Workspaces publish no host ports — everything tunnels through the
dashboard — and idle autostop hands parked projects' RAM back to the
inference stacks.
Bring-up + template push + first workspace:
/srv/docker/coder/README.md. The .env (docker GID, access URL,
Postgres password) is auto-generated by ./run.sh — nothing to fill
in by hand.
This is a pilot against the standalone code-server stack above: after a week of real use, one of them retires.

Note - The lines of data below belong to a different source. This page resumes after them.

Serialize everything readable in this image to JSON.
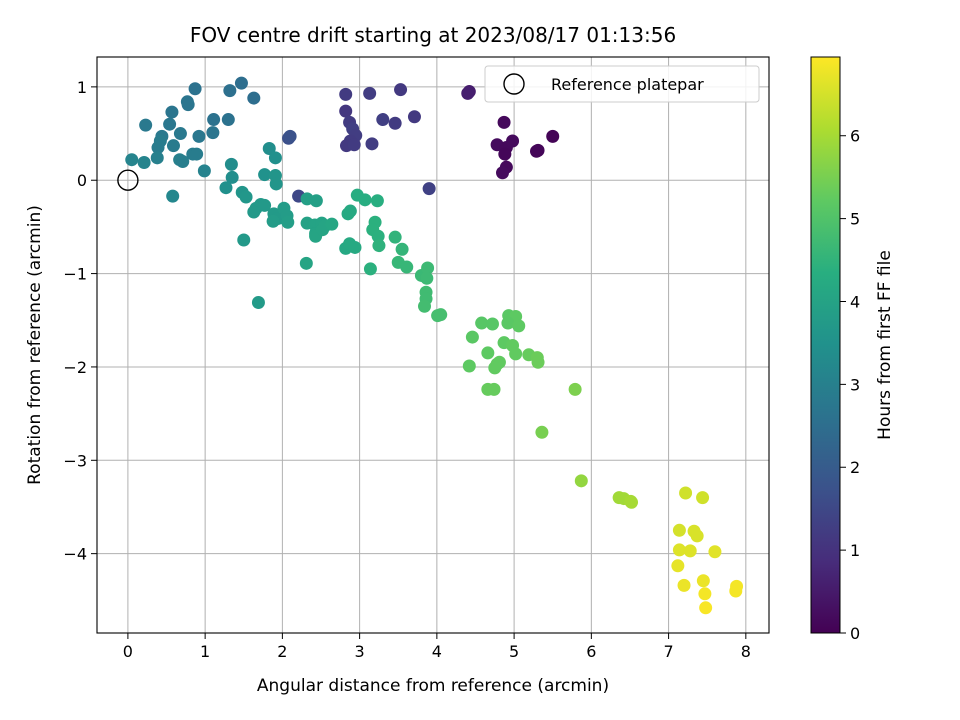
{
  "chart_data": {
    "type": "scatter",
    "title": "FOV centre drift starting at 2023/08/17 01:13:56",
    "xlabel": "Angular distance from reference (arcmin)",
    "ylabel": "Rotation from reference (arcmin)",
    "xlim": [
      -0.4,
      8.3
    ],
    "ylim": [
      -4.85,
      1.32
    ],
    "xticks": [
      0,
      1,
      2,
      3,
      4,
      5,
      6,
      7,
      8
    ],
    "yticks": [
      1,
      0,
      -1,
      -2,
      -3,
      -4
    ],
    "xtick_labels": [
      "0",
      "1",
      "2",
      "3",
      "4",
      "5",
      "6",
      "7",
      "8"
    ],
    "ytick_labels": [
      "1",
      "0",
      "−1",
      "−2",
      "−3",
      "−4"
    ],
    "grid": true,
    "legend": {
      "placement": "top-right",
      "entries": [
        "Reference platepar"
      ]
    },
    "reference_point": {
      "x": 0,
      "y": 0,
      "label": "Reference platepar"
    },
    "colorbar": {
      "label": "Hours from first FF file",
      "colormap": "viridis",
      "range": [
        0,
        6.95
      ],
      "ticks": [
        0,
        1,
        2,
        3,
        4,
        5,
        6
      ],
      "tick_labels": [
        "0",
        "1",
        "2",
        "3",
        "4",
        "5",
        "6"
      ]
    },
    "points": [
      {
        "x": 4.87,
        "y": 0.62,
        "t": 0.15
      },
      {
        "x": 4.78,
        "y": 0.38,
        "t": 0.2
      },
      {
        "x": 4.9,
        "y": 0.35,
        "t": 0.15
      },
      {
        "x": 4.98,
        "y": 0.42,
        "t": 0.18
      },
      {
        "x": 4.88,
        "y": 0.28,
        "t": 0.12
      },
      {
        "x": 4.9,
        "y": 0.14,
        "t": 0.16
      },
      {
        "x": 4.85,
        "y": 0.08,
        "t": 0.2
      },
      {
        "x": 5.31,
        "y": 0.32,
        "t": 0.1
      },
      {
        "x": 5.29,
        "y": 0.31,
        "t": 0.1
      },
      {
        "x": 5.5,
        "y": 0.47,
        "t": 0.05
      },
      {
        "x": 4.42,
        "y": 0.95,
        "t": 0.55
      },
      {
        "x": 4.4,
        "y": 0.93,
        "t": 0.6
      },
      {
        "x": 2.82,
        "y": 0.92,
        "t": 1.2
      },
      {
        "x": 3.13,
        "y": 0.93,
        "t": 1.25
      },
      {
        "x": 3.53,
        "y": 0.97,
        "t": 1.15
      },
      {
        "x": 2.82,
        "y": 0.74,
        "t": 1.1
      },
      {
        "x": 2.87,
        "y": 0.62,
        "t": 1.2
      },
      {
        "x": 2.91,
        "y": 0.55,
        "t": 1.3
      },
      {
        "x": 2.95,
        "y": 0.48,
        "t": 1.25
      },
      {
        "x": 2.88,
        "y": 0.42,
        "t": 1.2
      },
      {
        "x": 2.83,
        "y": 0.37,
        "t": 1.15
      },
      {
        "x": 2.93,
        "y": 0.38,
        "t": 1.2
      },
      {
        "x": 3.16,
        "y": 0.39,
        "t": 1.25
      },
      {
        "x": 3.3,
        "y": 0.65,
        "t": 1.3
      },
      {
        "x": 3.46,
        "y": 0.61,
        "t": 1.2
      },
      {
        "x": 3.71,
        "y": 0.68,
        "t": 1.15
      },
      {
        "x": 3.9,
        "y": -0.09,
        "t": 1.35
      },
      {
        "x": 2.21,
        "y": -0.17,
        "t": 1.5
      },
      {
        "x": 2.08,
        "y": 0.45,
        "t": 1.7
      },
      {
        "x": 2.1,
        "y": 0.47,
        "t": 1.75
      },
      {
        "x": 0.87,
        "y": 0.98,
        "t": 2.6
      },
      {
        "x": 1.47,
        "y": 1.04,
        "t": 2.5
      },
      {
        "x": 1.32,
        "y": 0.96,
        "t": 2.55
      },
      {
        "x": 1.63,
        "y": 0.88,
        "t": 2.5
      },
      {
        "x": 0.77,
        "y": 0.84,
        "t": 2.7
      },
      {
        "x": 0.78,
        "y": 0.81,
        "t": 2.7
      },
      {
        "x": 0.57,
        "y": 0.73,
        "t": 2.7
      },
      {
        "x": 1.11,
        "y": 0.65,
        "t": 2.6
      },
      {
        "x": 1.3,
        "y": 0.65,
        "t": 2.6
      },
      {
        "x": 0.23,
        "y": 0.59,
        "t": 2.8
      },
      {
        "x": 0.54,
        "y": 0.6,
        "t": 2.75
      },
      {
        "x": 0.68,
        "y": 0.5,
        "t": 2.8
      },
      {
        "x": 0.44,
        "y": 0.47,
        "t": 2.8
      },
      {
        "x": 0.92,
        "y": 0.47,
        "t": 2.75
      },
      {
        "x": 1.1,
        "y": 0.51,
        "t": 2.7
      },
      {
        "x": 0.42,
        "y": 0.42,
        "t": 2.9
      },
      {
        "x": 0.39,
        "y": 0.35,
        "t": 2.9
      },
      {
        "x": 0.59,
        "y": 0.37,
        "t": 2.85
      },
      {
        "x": 0.38,
        "y": 0.24,
        "t": 3.0
      },
      {
        "x": 0.84,
        "y": 0.28,
        "t": 2.9
      },
      {
        "x": 0.89,
        "y": 0.28,
        "t": 2.9
      },
      {
        "x": 0.67,
        "y": 0.22,
        "t": 3.0
      },
      {
        "x": 0.71,
        "y": 0.2,
        "t": 2.95
      },
      {
        "x": 0.05,
        "y": 0.22,
        "t": 3.1
      },
      {
        "x": 0.21,
        "y": 0.19,
        "t": 3.1
      },
      {
        "x": 0.99,
        "y": 0.1,
        "t": 3.05
      },
      {
        "x": 0.58,
        "y": -0.17,
        "t": 3.2
      },
      {
        "x": 1.34,
        "y": 0.17,
        "t": 3.35
      },
      {
        "x": 1.35,
        "y": 0.03,
        "t": 3.4
      },
      {
        "x": 1.27,
        "y": -0.08,
        "t": 3.45
      },
      {
        "x": 1.77,
        "y": 0.06,
        "t": 3.5
      },
      {
        "x": 1.83,
        "y": 0.34,
        "t": 3.4
      },
      {
        "x": 1.91,
        "y": 0.24,
        "t": 3.45
      },
      {
        "x": 1.91,
        "y": 0.05,
        "t": 3.6
      },
      {
        "x": 1.92,
        "y": -0.04,
        "t": 3.6
      },
      {
        "x": 1.48,
        "y": -0.13,
        "t": 3.6
      },
      {
        "x": 1.53,
        "y": -0.18,
        "t": 3.65
      },
      {
        "x": 1.72,
        "y": -0.26,
        "t": 3.7
      },
      {
        "x": 1.66,
        "y": -0.3,
        "t": 3.7
      },
      {
        "x": 1.63,
        "y": -0.34,
        "t": 3.7
      },
      {
        "x": 1.77,
        "y": -0.27,
        "t": 3.7
      },
      {
        "x": 1.89,
        "y": -0.36,
        "t": 3.75
      },
      {
        "x": 1.94,
        "y": -0.41,
        "t": 3.75
      },
      {
        "x": 1.88,
        "y": -0.44,
        "t": 3.8
      },
      {
        "x": 2.02,
        "y": -0.3,
        "t": 3.8
      },
      {
        "x": 2.06,
        "y": -0.38,
        "t": 3.8
      },
      {
        "x": 2.07,
        "y": -0.45,
        "t": 3.85
      },
      {
        "x": 1.5,
        "y": -0.64,
        "t": 3.7
      },
      {
        "x": 1.69,
        "y": -1.31,
        "t": 3.75
      },
      {
        "x": 2.32,
        "y": -0.2,
        "t": 3.9
      },
      {
        "x": 2.44,
        "y": -0.22,
        "t": 3.9
      },
      {
        "x": 2.32,
        "y": -0.46,
        "t": 3.95
      },
      {
        "x": 2.42,
        "y": -0.48,
        "t": 4.0
      },
      {
        "x": 2.51,
        "y": -0.46,
        "t": 4.0
      },
      {
        "x": 2.43,
        "y": -0.57,
        "t": 4.0
      },
      {
        "x": 2.43,
        "y": -0.6,
        "t": 4.05
      },
      {
        "x": 2.52,
        "y": -0.53,
        "t": 4.05
      },
      {
        "x": 2.55,
        "y": -0.49,
        "t": 4.05
      },
      {
        "x": 2.64,
        "y": -0.47,
        "t": 4.1
      },
      {
        "x": 2.31,
        "y": -0.89,
        "t": 4.05
      },
      {
        "x": 2.82,
        "y": -0.73,
        "t": 4.15
      },
      {
        "x": 2.87,
        "y": -0.68,
        "t": 4.2
      },
      {
        "x": 2.94,
        "y": -0.72,
        "t": 4.2
      },
      {
        "x": 2.85,
        "y": -0.36,
        "t": 4.2
      },
      {
        "x": 2.88,
        "y": -0.33,
        "t": 4.2
      },
      {
        "x": 2.97,
        "y": -0.16,
        "t": 4.3
      },
      {
        "x": 3.07,
        "y": -0.21,
        "t": 4.3
      },
      {
        "x": 3.23,
        "y": -0.22,
        "t": 4.35
      },
      {
        "x": 3.2,
        "y": -0.45,
        "t": 4.4
      },
      {
        "x": 3.17,
        "y": -0.53,
        "t": 4.4
      },
      {
        "x": 3.24,
        "y": -0.6,
        "t": 4.4
      },
      {
        "x": 3.25,
        "y": -0.7,
        "t": 4.45
      },
      {
        "x": 3.14,
        "y": -0.95,
        "t": 4.4
      },
      {
        "x": 3.46,
        "y": -0.61,
        "t": 4.5
      },
      {
        "x": 3.55,
        "y": -0.74,
        "t": 4.55
      },
      {
        "x": 3.5,
        "y": -0.88,
        "t": 4.6
      },
      {
        "x": 3.61,
        "y": -0.93,
        "t": 4.6
      },
      {
        "x": 3.8,
        "y": -1.02,
        "t": 4.65
      },
      {
        "x": 3.88,
        "y": -0.94,
        "t": 4.7
      },
      {
        "x": 3.87,
        "y": -1.05,
        "t": 4.7
      },
      {
        "x": 3.86,
        "y": -1.2,
        "t": 4.75
      },
      {
        "x": 3.86,
        "y": -1.27,
        "t": 4.75
      },
      {
        "x": 3.84,
        "y": -1.35,
        "t": 4.8
      },
      {
        "x": 4.01,
        "y": -1.45,
        "t": 4.85
      },
      {
        "x": 4.05,
        "y": -1.44,
        "t": 4.85
      },
      {
        "x": 4.58,
        "y": -1.53,
        "t": 5.1
      },
      {
        "x": 4.72,
        "y": -1.54,
        "t": 5.1
      },
      {
        "x": 4.93,
        "y": -1.45,
        "t": 5.15
      },
      {
        "x": 5.02,
        "y": -1.46,
        "t": 5.2
      },
      {
        "x": 4.92,
        "y": -1.53,
        "t": 5.15
      },
      {
        "x": 5.06,
        "y": -1.56,
        "t": 5.2
      },
      {
        "x": 4.46,
        "y": -1.68,
        "t": 5.15
      },
      {
        "x": 4.87,
        "y": -1.74,
        "t": 5.2
      },
      {
        "x": 4.98,
        "y": -1.77,
        "t": 5.25
      },
      {
        "x": 5.02,
        "y": -1.86,
        "t": 5.25
      },
      {
        "x": 4.66,
        "y": -1.85,
        "t": 5.2
      },
      {
        "x": 4.81,
        "y": -1.95,
        "t": 5.25
      },
      {
        "x": 4.78,
        "y": -1.97,
        "t": 5.25
      },
      {
        "x": 4.42,
        "y": -1.99,
        "t": 5.2
      },
      {
        "x": 4.75,
        "y": -2.01,
        "t": 5.25
      },
      {
        "x": 5.19,
        "y": -1.87,
        "t": 5.3
      },
      {
        "x": 5.3,
        "y": -1.9,
        "t": 5.35
      },
      {
        "x": 5.31,
        "y": -1.95,
        "t": 5.35
      },
      {
        "x": 4.66,
        "y": -2.24,
        "t": 5.3
      },
      {
        "x": 4.74,
        "y": -2.24,
        "t": 5.3
      },
      {
        "x": 5.79,
        "y": -2.24,
        "t": 5.55
      },
      {
        "x": 5.36,
        "y": -2.7,
        "t": 5.5
      },
      {
        "x": 5.87,
        "y": -3.22,
        "t": 5.8
      },
      {
        "x": 6.36,
        "y": -3.4,
        "t": 5.95
      },
      {
        "x": 6.42,
        "y": -3.41,
        "t": 5.95
      },
      {
        "x": 6.51,
        "y": -3.44,
        "t": 6.0
      },
      {
        "x": 6.52,
        "y": -3.45,
        "t": 6.0
      },
      {
        "x": 7.22,
        "y": -3.35,
        "t": 6.45
      },
      {
        "x": 7.44,
        "y": -3.4,
        "t": 6.45
      },
      {
        "x": 7.14,
        "y": -3.75,
        "t": 6.5
      },
      {
        "x": 7.33,
        "y": -3.76,
        "t": 6.55
      },
      {
        "x": 7.37,
        "y": -3.81,
        "t": 6.55
      },
      {
        "x": 7.14,
        "y": -3.96,
        "t": 6.6
      },
      {
        "x": 7.28,
        "y": -3.97,
        "t": 6.6
      },
      {
        "x": 7.6,
        "y": -3.98,
        "t": 6.65
      },
      {
        "x": 7.12,
        "y": -4.13,
        "t": 6.7
      },
      {
        "x": 7.45,
        "y": -4.29,
        "t": 6.75
      },
      {
        "x": 7.2,
        "y": -4.34,
        "t": 6.75
      },
      {
        "x": 7.88,
        "y": -4.35,
        "t": 6.85
      },
      {
        "x": 7.87,
        "y": -4.4,
        "t": 6.85
      },
      {
        "x": 7.47,
        "y": -4.43,
        "t": 6.85
      },
      {
        "x": 7.48,
        "y": -4.58,
        "t": 6.9
      }
    ]
  }
}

Same security posture as OpenHands (docker-socket holder, spawns code-running containers) — Tailscale-only, never expose :7080 further.
Claude Code on the box (remote-control)
For long unattended runs steered from a phone or browser — no IDE involved — Claude Code's official Remote Control feature bridges a session running on the box to claude.ai/code and the Claude mobile app. Needs Claude Code ≥ 2.1.51 with a claude.ai login (Pro/Max plan; API keys don't work for this), traffic relays outbound-only over TLS to Anthropic — no inbound ports.
ssh framework
tmux new -s rc
cd ~/src/whatever
claude remote-control --name "Strix Halo"
# prints a session URL → open on any device, or find it in the
# session list at claude.ai/code / the Claude app's Code tab
Operational notes (state of the feature as of 2026-06):
- The local process is the engine — tasks keep executing with no
client attached; clients are viewports. But if the process dies,
the session is gone (no
--resumeequivalent for remote-control sessions yet, issue #30447). Hence tmux, always. - It needs a TTY —
nohup/systemd don't work. tmux satisfies this. --spawn worktreegives each connecting session its own git worktree;--spawn same-dir(default) shares the directory.- Headless boxes print the session URL but no QR (#34764) — copy the URL or use the session list.
- Mobile clients sometimes drop after long idle (#28914, #34255); reconnecting always works — the task on the box is unaffected.
- Run
claudeinteractively once per project dir first to clear the workspace-trust prompt before automating anything.